In the minds of people, the river Ganges is God... not that it symbolises or is a product of God but that it is, in itself, sacred. The water purifies the body and soul of those who enter, dead or alive. Clothes are washed, the water drunk, hair is shaved and children dunked. Everyday, thousands of offerings are made directly into the river. I've seen it. My unending eyes and hands. I don’t know. I am struck by the life going on right now, and the worlds that have entered my world. Worlds go in, worlds go out. I've studied at the The Royal Drawing School and when I hold that and the river Ganges in my mind, I understand the phrase 'a world away' but it is not a world away... it is this world, just entirely other. The Hindus set their flowers and prayers off to be taken under or swept downstream. At the Drawing School we were in the life drawing room 4 times a week: soaking, responding, finding our bodies in the middle of our lives doing this one, specific thing and we all said a big thank you to Prince Charles in the ballroom of Buckingham Palace at the end of the year. Harps, thrones, gold.
One morning in Haridwar, I saw the tide was out. It was November. I looked down at the mess - a mucky mélange from every century - devotional detritus; Bodily, domestic, preserved and rotting. The sight had a huge impact on me in ways I cannot explain. I didn't take any pics.

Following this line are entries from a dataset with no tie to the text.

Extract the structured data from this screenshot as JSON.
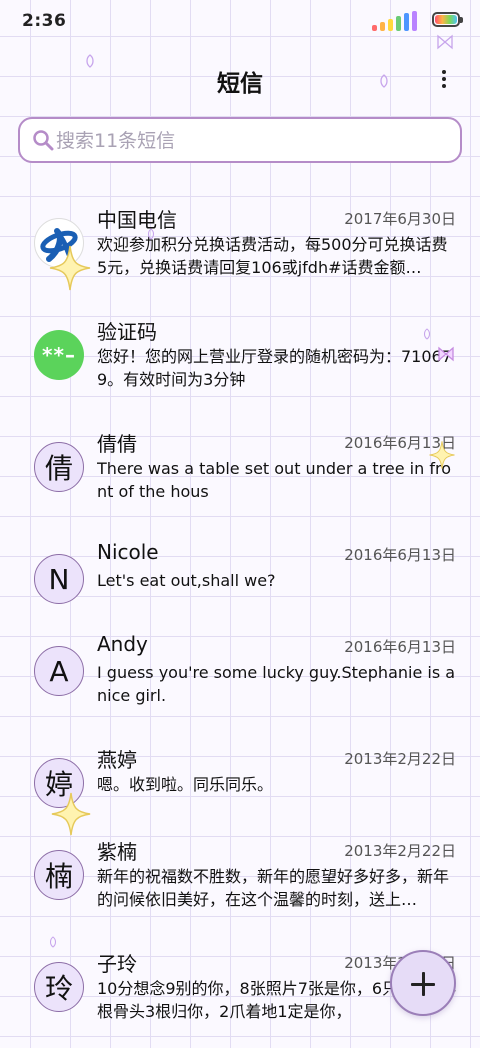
{
  "status_bar": {
    "time": "2:36"
  },
  "header": {
    "title": "短信",
    "more_icon": "more-vert-icon"
  },
  "search": {
    "placeholder": "搜索11条短信",
    "value": "",
    "icon": "search-icon"
  },
  "messages": [
    {
      "name": "中国电信",
      "date": "2017年6月30日",
      "preview": "欢迎参加积分兑换话费活动，每500分可兑换话费5元，兑换话费请回复106或jfdh#话费金额…",
      "avatar": "",
      "avatar_icon": "china-telecom-logo"
    },
    {
      "name": "验证码",
      "date": "",
      "preview": "您好！您的网上营业厅登录的随机密码为：710679。有效时间为3分钟",
      "avatar": "**–",
      "avatar_icon": "verification-code-icon"
    },
    {
      "name": "倩倩",
      "date": "2016年6月13日",
      "preview": "There was a table set out under a tree in front of the hous",
      "avatar": "倩"
    },
    {
      "name": "Nicole",
      "date": "2016年6月13日",
      "preview": "Let's eat out,shall we?",
      "avatar": "N"
    },
    {
      "name": "Andy",
      "date": "2016年6月13日",
      "preview": "I guess you're some lucky guy.Stephanie is a nice girl.",
      "avatar": "A"
    },
    {
      "name": "燕婷",
      "date": "2013年2月22日",
      "preview": "嗯。收到啦。同乐同乐。",
      "avatar": "婷"
    },
    {
      "name": "紫楠",
      "date": "2013年2月22日",
      "preview": "新年的祝福数不胜数，新年的愿望好多好多，新年的问候依旧美好，在这个温馨的时刻，送上…",
      "avatar": "楠"
    },
    {
      "name": "子玲",
      "date": "2013年2月22日",
      "preview": "10分想念9别的你，8张照片7张是你，6只像你，4根骨头3根归你，2爪着地1定是你，",
      "avatar": "玲"
    }
  ],
  "fab": {
    "icon": "plus-icon"
  },
  "colors": {
    "accent": "#b58cc8",
    "avatar_bg": "#ece3fb",
    "grid": "#e2dcf3",
    "verify_green": "#5bd35b"
  }
}
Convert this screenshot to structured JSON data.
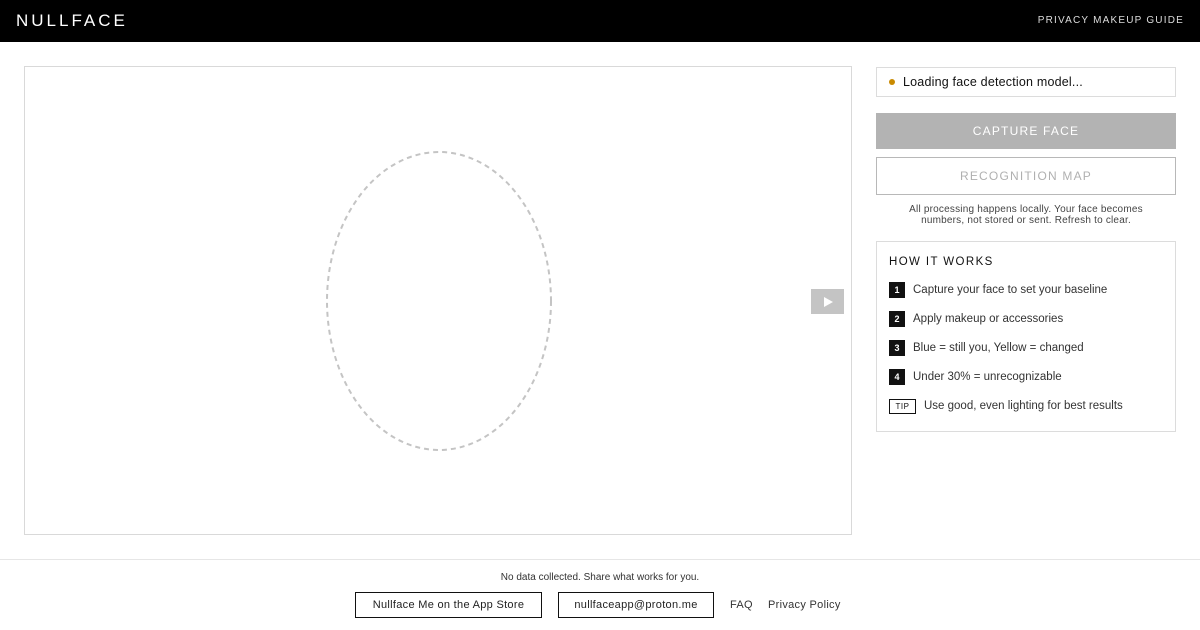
{
  "header": {
    "logo": "NULLFACE",
    "guide_link": "PRIVACY MAKEUP GUIDE"
  },
  "camera": {
    "face_guide_icon": "dashed-oval",
    "play_icon": "play-icon"
  },
  "status": {
    "text": "Loading face detection model...",
    "dot_color": "#c98a00"
  },
  "actions": {
    "capture_label": "CAPTURE FACE",
    "map_label": "RECOGNITION MAP"
  },
  "privacy_note": {
    "line1": "All processing happens locally. Your face becomes",
    "line2": "numbers, not stored or sent. Refresh to clear."
  },
  "how_it_works": {
    "title": "HOW IT WORKS",
    "steps": [
      {
        "num": "1",
        "text": "Capture your face to set your baseline"
      },
      {
        "num": "2",
        "text": "Apply makeup or accessories"
      },
      {
        "num": "3",
        "text": "Blue = still you, Yellow = changed"
      },
      {
        "num": "4",
        "text": "Under 30% = unrecognizable"
      }
    ],
    "tip": {
      "tag": "TIP",
      "text": "Use good, even lighting for best results"
    }
  },
  "footer": {
    "note": "No data collected. Share what works for you.",
    "app_store_label": "Nullface Me on the App Store",
    "email_label": "nullfaceapp@proton.me",
    "faq_label": "FAQ",
    "privacy_label": "Privacy Policy"
  }
}
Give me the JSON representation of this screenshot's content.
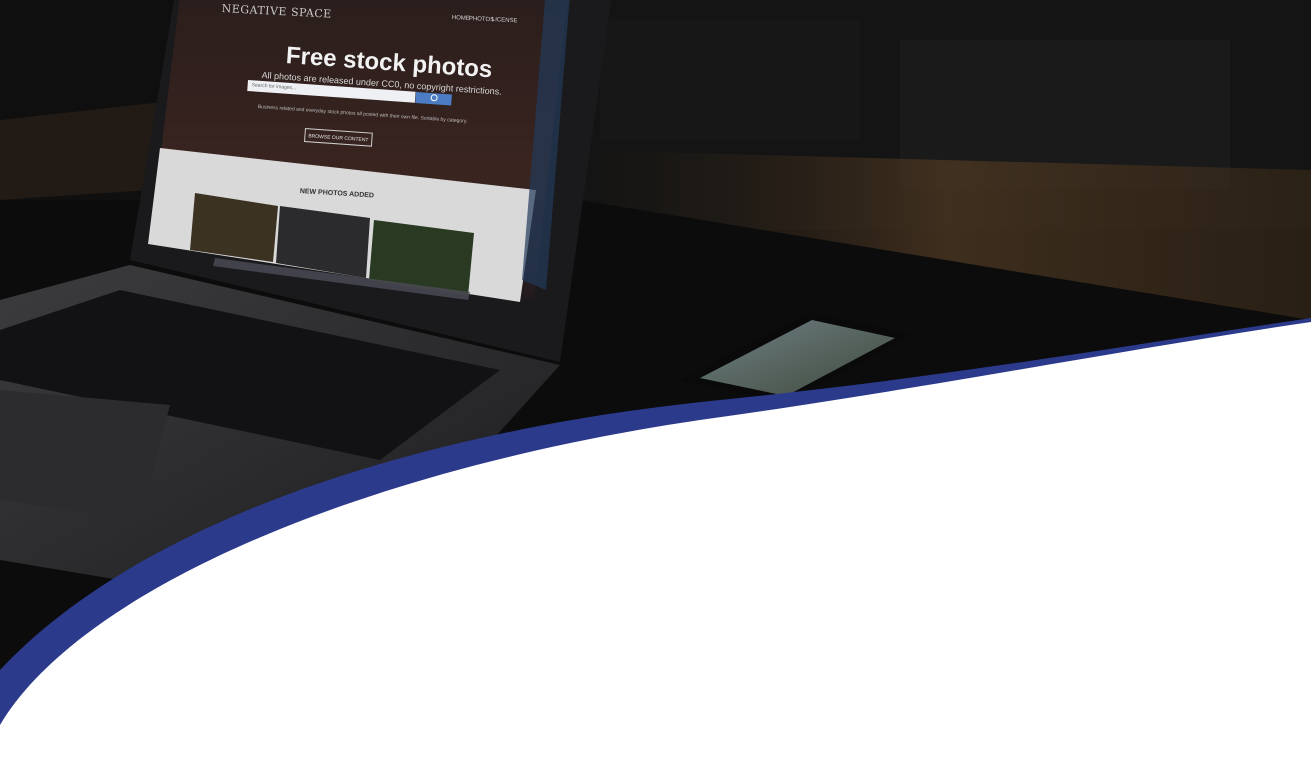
{
  "site": {
    "logo": "NEGATIVE SPACE",
    "nav": [
      "HOME",
      "PHOTOS",
      "LICENSE"
    ],
    "hero_title": "Free stock photos",
    "hero_subtitle": "All photos are released under CC0, no copyright restrictions.",
    "search_placeholder": "Search for images...",
    "description": "Business related and everyday stock photos all posted with their own file. Sortable by category.",
    "browse_label": "BROWSE OUR CONTENT",
    "section_heading": "NEW PHOTOS ADDED"
  },
  "colors": {
    "wave_blue": "#2c3a8c",
    "background": "#ffffff",
    "photo_overlay": "#0e0e0f"
  },
  "icons": [
    "search-icon"
  ]
}
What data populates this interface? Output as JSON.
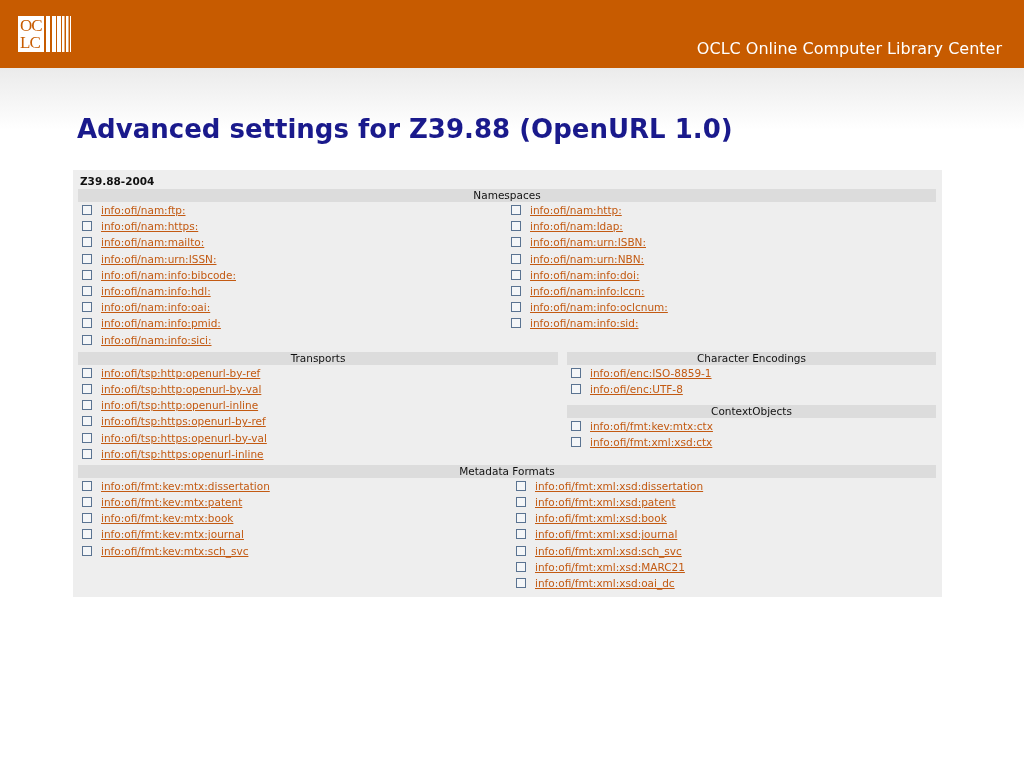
{
  "header": {
    "logo_lines": [
      "OC",
      "LC"
    ],
    "organization": "OCLC Online Computer Library Center"
  },
  "title": "Advanced settings for Z39.88 (OpenURL 1.0)",
  "panel": {
    "version": "Z39.88-2004",
    "namespaces": {
      "heading": "Namespaces",
      "columns": [
        [
          {
            "label": "info:ofi/nam:ftp:",
            "checked": false
          },
          {
            "label": "info:ofi/nam:https:",
            "checked": false
          },
          {
            "label": "info:ofi/nam:mailto:",
            "checked": false
          },
          {
            "label": "info:ofi/nam:urn:ISSN:",
            "checked": false
          },
          {
            "label": "info:ofi/nam:info:bibcode:",
            "checked": false
          },
          {
            "label": "info:ofi/nam:info:hdl:",
            "checked": false
          },
          {
            "label": "info:ofi/nam:info:oai:",
            "checked": false
          },
          {
            "label": "info:ofi/nam:info:pmid:",
            "checked": false
          },
          {
            "label": "info:ofi/nam:info:sici:",
            "checked": false
          }
        ],
        [
          {
            "label": "info:ofi/nam:http:",
            "checked": false
          },
          {
            "label": "info:ofi/nam:ldap:",
            "checked": false
          },
          {
            "label": "info:ofi/nam:urn:ISBN:",
            "checked": false
          },
          {
            "label": "info:ofi/nam:urn:NBN:",
            "checked": false
          },
          {
            "label": "info:ofi/nam:info:doi:",
            "checked": false
          },
          {
            "label": "info:ofi/nam:info:lccn:",
            "checked": false
          },
          {
            "label": "info:ofi/nam:info:oclcnum:",
            "checked": false
          },
          {
            "label": "info:ofi/nam:info:sid:",
            "checked": false
          }
        ]
      ]
    },
    "transports": {
      "heading": "Transports",
      "columns": [
        [
          {
            "label": "info:ofi/tsp:http:openurl-by-ref",
            "checked": false
          },
          {
            "label": "info:ofi/tsp:http:openurl-by-val",
            "checked": false
          },
          {
            "label": "info:ofi/tsp:http:openurl-inline",
            "checked": false
          },
          {
            "label": "info:ofi/tsp:https:openurl-by-ref",
            "checked": false
          },
          {
            "label": "info:ofi/tsp:https:openurl-by-val",
            "checked": false
          },
          {
            "label": "info:ofi/tsp:https:openurl-inline",
            "checked": false
          }
        ]
      ]
    },
    "character_encodings": {
      "heading": "Character Encodings",
      "columns": [
        [
          {
            "label": "info:ofi/enc:ISO-8859-1",
            "checked": false
          },
          {
            "label": "info:ofi/enc:UTF-8",
            "checked": false
          }
        ]
      ]
    },
    "context_objects": {
      "heading": "ContextObjects",
      "columns": [
        [
          {
            "label": "info:ofi/fmt:kev:mtx:ctx",
            "checked": false
          },
          {
            "label": "info:ofi/fmt:xml:xsd:ctx",
            "checked": false
          }
        ]
      ]
    },
    "metadata_formats": {
      "heading": "Metadata Formats",
      "columns": [
        [
          {
            "label": "info:ofi/fmt:kev:mtx:dissertation",
            "checked": false
          },
          {
            "label": "info:ofi/fmt:kev:mtx:patent",
            "checked": false
          },
          {
            "label": "info:ofi/fmt:kev:mtx:book",
            "checked": false
          },
          {
            "label": "info:ofi/fmt:kev:mtx:journal",
            "checked": false
          },
          {
            "label": "info:ofi/fmt:kev:mtx:sch_svc",
            "checked": false
          }
        ],
        [
          {
            "label": "info:ofi/fmt:xml:xsd:dissertation",
            "checked": false
          },
          {
            "label": "info:ofi/fmt:xml:xsd:patent",
            "checked": false
          },
          {
            "label": "info:ofi/fmt:xml:xsd:book",
            "checked": false
          },
          {
            "label": "info:ofi/fmt:xml:xsd:journal",
            "checked": false
          },
          {
            "label": "info:ofi/fmt:xml:xsd:sch_svc",
            "checked": false
          },
          {
            "label": "info:ofi/fmt:xml:xsd:MARC21",
            "checked": false
          },
          {
            "label": "info:ofi/fmt:xml:xsd:oai_dc",
            "checked": false
          }
        ]
      ]
    }
  }
}
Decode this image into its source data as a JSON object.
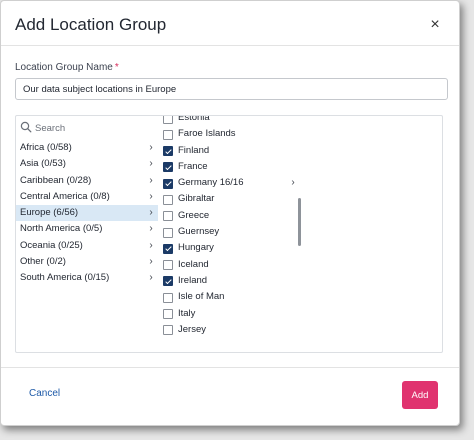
{
  "dialog": {
    "title": "Add Location Group",
    "close_symbol": "×"
  },
  "form": {
    "name_label": "Location Group Name",
    "required_marker": "*",
    "name_value": "Our data subject locations in Europe"
  },
  "search": {
    "placeholder": "Search",
    "icon": "search-icon"
  },
  "regions": [
    {
      "label": "Africa (0/58)",
      "selected": false
    },
    {
      "label": "Asia (0/53)",
      "selected": false
    },
    {
      "label": "Caribbean (0/28)",
      "selected": false
    },
    {
      "label": "Central America (0/8)",
      "selected": false
    },
    {
      "label": "Europe (6/56)",
      "selected": true
    },
    {
      "label": "North America (0/5)",
      "selected": false
    },
    {
      "label": "Oceania (0/25)",
      "selected": false
    },
    {
      "label": "Other (0/2)",
      "selected": false
    },
    {
      "label": "South America (0/15)",
      "selected": false
    }
  ],
  "countries": [
    {
      "label": "Estonia",
      "checked": false
    },
    {
      "label": "Faroe Islands",
      "checked": false
    },
    {
      "label": "Finland",
      "checked": true
    },
    {
      "label": "France",
      "checked": true
    },
    {
      "label": "Germany 16/16",
      "checked": true,
      "has_children": true
    },
    {
      "label": "Gibraltar",
      "checked": false
    },
    {
      "label": "Greece",
      "checked": false
    },
    {
      "label": "Guernsey",
      "checked": false
    },
    {
      "label": "Hungary",
      "checked": true
    },
    {
      "label": "Iceland",
      "checked": false
    },
    {
      "label": "Ireland",
      "checked": true
    },
    {
      "label": "Isle of Man",
      "checked": false
    },
    {
      "label": "Italy",
      "checked": false
    },
    {
      "label": "Jersey",
      "checked": false
    }
  ],
  "footer": {
    "cancel_label": "Cancel",
    "add_label": "Add"
  },
  "colors": {
    "primary_button": "#e0336f",
    "link": "#1e5aa8",
    "checkbox_checked": "#1b3a66",
    "selected_row": "#d9e8f5",
    "required": "#d62c5a"
  }
}
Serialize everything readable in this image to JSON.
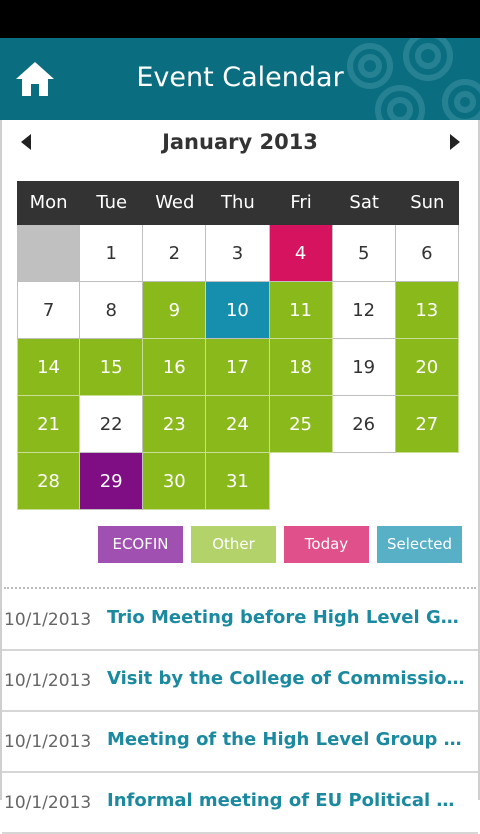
{
  "header": {
    "title": "Event Calendar",
    "home_icon": "home-icon"
  },
  "calendar": {
    "month_label": "January 2013",
    "weekdays": [
      "Mon",
      "Tue",
      "Wed",
      "Thu",
      "Fri",
      "Sat",
      "Sun"
    ],
    "days": [
      {
        "n": "",
        "s": "blank"
      },
      {
        "n": "1",
        "s": "plain"
      },
      {
        "n": "2",
        "s": "plain"
      },
      {
        "n": "3",
        "s": "plain"
      },
      {
        "n": "4",
        "s": "today"
      },
      {
        "n": "5",
        "s": "plain"
      },
      {
        "n": "6",
        "s": "plain"
      },
      {
        "n": "7",
        "s": "plain"
      },
      {
        "n": "8",
        "s": "plain"
      },
      {
        "n": "9",
        "s": "other"
      },
      {
        "n": "10",
        "s": "selected"
      },
      {
        "n": "11",
        "s": "other"
      },
      {
        "n": "12",
        "s": "plain"
      },
      {
        "n": "13",
        "s": "other"
      },
      {
        "n": "14",
        "s": "other"
      },
      {
        "n": "15",
        "s": "other"
      },
      {
        "n": "16",
        "s": "other"
      },
      {
        "n": "17",
        "s": "other"
      },
      {
        "n": "18",
        "s": "other"
      },
      {
        "n": "19",
        "s": "plain"
      },
      {
        "n": "20",
        "s": "other"
      },
      {
        "n": "21",
        "s": "other"
      },
      {
        "n": "22",
        "s": "plain"
      },
      {
        "n": "23",
        "s": "other"
      },
      {
        "n": "24",
        "s": "other"
      },
      {
        "n": "25",
        "s": "other"
      },
      {
        "n": "26",
        "s": "plain"
      },
      {
        "n": "27",
        "s": "other"
      },
      {
        "n": "28",
        "s": "other"
      },
      {
        "n": "29",
        "s": "ecofin"
      },
      {
        "n": "30",
        "s": "other"
      },
      {
        "n": "31",
        "s": "other"
      }
    ]
  },
  "legend": {
    "ecofin": "ECOFIN",
    "other": "Other",
    "today": "Today",
    "selected": "Selected"
  },
  "colors": {
    "header": "#0a6e80",
    "other": "#8ab91b",
    "today": "#d6135e",
    "selected": "#168fae",
    "ecofin": "#7f0d84",
    "link": "#1b8aa0"
  },
  "events": [
    {
      "date": "10/1/2013",
      "title": "Trio Meeting before High Level Gro..."
    },
    {
      "date": "10/1/2013",
      "title": "Visit by the College of Commissioners"
    },
    {
      "date": "10/1/2013",
      "title": "Meeting of the High Level Group on..."
    },
    {
      "date": "10/1/2013",
      "title": "Informal meeting of EU Political Dir..."
    }
  ]
}
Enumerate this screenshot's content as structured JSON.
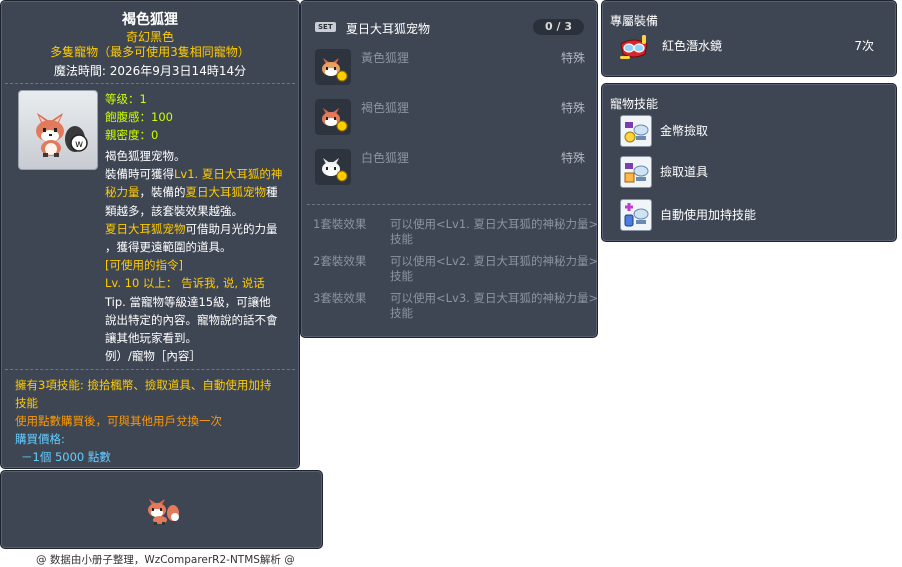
{
  "item_id": "05002252",
  "item": {
    "name": "褐色狐狸",
    "grade": "奇幻黑色",
    "category": "多隻寵物（最多可使用3隻相同寵物）",
    "magic_time": "魔法時間: 2026年9月3日14時14分",
    "stats": [
      "等级：1",
      "飽腹感：100",
      "親密度：0"
    ],
    "desc_lines": [
      {
        "text": "褐色狐狸宠物。",
        "color": "white"
      },
      {
        "parts": [
          {
            "t": "裝備時可獲得",
            "c": "white"
          },
          {
            "t": "Lv1. 夏日大耳狐的神",
            "c": "yellow"
          }
        ]
      },
      {
        "parts": [
          {
            "t": "秘力量",
            "c": "yellow"
          },
          {
            "t": "，裝備的",
            "c": "white"
          },
          {
            "t": "夏日大耳狐宠物",
            "c": "yellow"
          },
          {
            "t": "種",
            "c": "white"
          }
        ]
      },
      {
        "text": "類越多，該套裝效果越強。",
        "color": "white"
      },
      {
        "parts": [
          {
            "t": "夏日大耳狐宠物",
            "c": "yellow"
          },
          {
            "t": "可借助月光的力量",
            "c": "white"
          }
        ]
      },
      {
        "text": "，獲得更遠範圍的道具。",
        "color": "white"
      },
      {
        "text": "[可使用的指令]",
        "color": "yellow"
      },
      {
        "text": "Lv. 10 以上： 告诉我, 说, 说话",
        "color": "yellow"
      },
      {
        "text": "Tip. 當寵物等級達15級，可讓他",
        "color": "white"
      },
      {
        "text": "說出特定的內容。寵物說的話不會",
        "color": "white"
      },
      {
        "text": "讓其他玩家看到。",
        "color": "white"
      },
      {
        "text": "例）/寵物［內容］",
        "color": "white"
      }
    ],
    "skills_line1": "擁有3項技能: 撿拾楓幣、撿取道具、自動使用加持",
    "skills_line2": "技能",
    "trade_note": "使用點數購買後，可與其他用戶兌換一次",
    "price_label": "購買價格:",
    "price_value": "－1個 5000 點數"
  },
  "set": {
    "badge": "SET",
    "name": "夏日大耳狐宠物",
    "count": "0 / 3",
    "items": [
      {
        "name": "黃色狐狸",
        "type": "特殊"
      },
      {
        "name": "褐色狐狸",
        "type": "特殊"
      },
      {
        "name": "白色狐狸",
        "type": "特殊"
      }
    ],
    "effects": [
      {
        "key": "1套裝效果",
        "line1": "可以使用<Lv1. 夏日大耳狐的神秘力量>",
        "line2": "技能"
      },
      {
        "key": "2套裝效果",
        "line1": "可以使用<Lv2. 夏日大耳狐的神秘力量>",
        "line2": "技能"
      },
      {
        "key": "3套裝效果",
        "line1": "可以使用<Lv3. 夏日大耳狐的神秘力量>",
        "line2": "技能"
      }
    ]
  },
  "exclusive": {
    "title": "專屬裝備",
    "item_name": "紅色潛水鏡",
    "duration": "7次"
  },
  "pet_skills": {
    "title": "寵物技能",
    "items": [
      "金幣撿取",
      "撿取道具",
      "自動使用加持技能"
    ]
  },
  "footer": "@ 数据由小册子整理，WzComparerR2-NTMS解析 @",
  "colors": {
    "panel_bg": "#3f4653",
    "yellow": "#ffcc00",
    "green": "#ccff00",
    "orange": "#ff9900",
    "blue": "#66ccff"
  }
}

The exhibition at Luna Elaine takes this riverbed in India as inspiration. It is an attempt to recreate something of it, from memory, and to exhibit a selection of my drawings and paintings from the last 10 years that may be seen, in their own way, as a kind of offering or detritus - preserved somehow, (framed on walls, stuffed in drawers, held in portfolios) under the ever flowing current of my life...
IT FLOWS DOWN THE MOUNTAINS AND OUT OF THE HANDS.